2. Art. 4 Nr. 14 der Richtlinie 2015/2366 ist dahin auszulegen, dass es sich bei der Nahfeldkommunikationsfunktion (Near Field Communication) einer personalisierten multifunktionalen Bankkarte, mit der Kleinbetragszahlungen zulasten des verknüpften Kundenkontos getätigt werden können, um ein „Zahlungsinstrument“ im Sinne dieser Bestimmung handelt.

3. Art. 63 Abs. 1 Buchst. b der Richtlinie 2015/2366 ist dahin auszulegen, dass eine kontaktlose Kleinbetragszahlung unter Verwendung der Nahfeldkommunikationsfunktion (Near Field Communication) einer personalisierten multifunktionalen Bankkarte als „anonyme“ Nutzung des fraglichen Zahlungsinstruments im Sinne dieser Ausnahmeregelung anzusehen ist.

4. Art. 63 Abs. 1 Buchst. a der Richtlinie 2015/2366 ist dahin auszulegen, dass sich ein Zahlungsdienstleister, der sich auf die in dieser Bestimmung enthaltene Ausnahmeregelung berufen möchte, nicht darauf beschränken kann, zu behaupten, das betreffende Zahlungsinstrument könne nicht gesperrt oder seine weitere Nutzung nicht verhindert werden, obwohl dies nach dem objektiven Stand der Technik nicht nachweislich unmöglich ist.

Dienstag, 17. November 2020

Österreichische Finanzmarktaufsicht warnt vor Prime Funder

Die österreichische Finanzmarktaufsichtsbehörde (FMA) kann gemäß § 4 Abs. 7 Bankwesengesetz (BWG) 1. Satz durch Kundmachung im Internet, Abdruck im „Amtsblatt zur Wiener Zeitung“ oder in einer Zeitung mit Verbreitung im gesamten Bundesgebiet die Öffentlichkeit informieren, dass eine namentlich genannte natürliche oder juristische Person (Person) zur Vornahme bestimmter Bankgeschäfte nicht berechtigt ist.

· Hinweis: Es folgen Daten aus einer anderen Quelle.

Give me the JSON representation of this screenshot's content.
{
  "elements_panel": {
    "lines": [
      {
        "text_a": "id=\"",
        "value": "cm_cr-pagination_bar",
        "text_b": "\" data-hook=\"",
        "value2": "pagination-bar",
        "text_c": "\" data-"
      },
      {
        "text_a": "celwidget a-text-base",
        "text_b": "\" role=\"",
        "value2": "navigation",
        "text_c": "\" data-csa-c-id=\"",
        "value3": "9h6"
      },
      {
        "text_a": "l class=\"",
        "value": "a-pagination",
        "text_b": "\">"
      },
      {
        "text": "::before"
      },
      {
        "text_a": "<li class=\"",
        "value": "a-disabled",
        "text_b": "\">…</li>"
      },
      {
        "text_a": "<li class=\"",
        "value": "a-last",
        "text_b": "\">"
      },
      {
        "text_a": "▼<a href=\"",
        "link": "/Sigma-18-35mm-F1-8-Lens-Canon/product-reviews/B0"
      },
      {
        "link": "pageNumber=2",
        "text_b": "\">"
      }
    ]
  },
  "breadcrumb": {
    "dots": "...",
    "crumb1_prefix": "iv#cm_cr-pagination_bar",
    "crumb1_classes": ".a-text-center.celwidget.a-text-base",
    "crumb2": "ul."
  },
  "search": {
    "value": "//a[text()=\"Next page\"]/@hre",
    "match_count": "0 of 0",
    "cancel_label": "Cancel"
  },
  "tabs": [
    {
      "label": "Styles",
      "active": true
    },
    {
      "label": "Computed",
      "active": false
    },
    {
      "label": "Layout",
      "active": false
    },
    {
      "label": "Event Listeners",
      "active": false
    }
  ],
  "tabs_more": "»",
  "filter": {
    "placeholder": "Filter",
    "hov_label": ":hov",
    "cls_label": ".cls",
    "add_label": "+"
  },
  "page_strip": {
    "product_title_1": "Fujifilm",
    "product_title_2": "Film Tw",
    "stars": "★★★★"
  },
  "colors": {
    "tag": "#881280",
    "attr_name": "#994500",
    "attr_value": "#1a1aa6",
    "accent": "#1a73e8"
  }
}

Mit Bekanntmachung im Amtsblatt zur Wiener Zeitung vom 20.10.2020 teilt die FMA daher mit, dass

Prime Funder
Web: www.primefunder.co
E-Mail: support@primefunder.co
compliance@primefunder.co

nicht berechtigt ist, konzessionspflichtige Bankgeschäfte in Österreich zu erbringen. Es ist dem Anbieter daher der Handel auf eigene oder fremde Rechnung (§ 1 Abs 1 Z 7 BWG) nicht gestattet.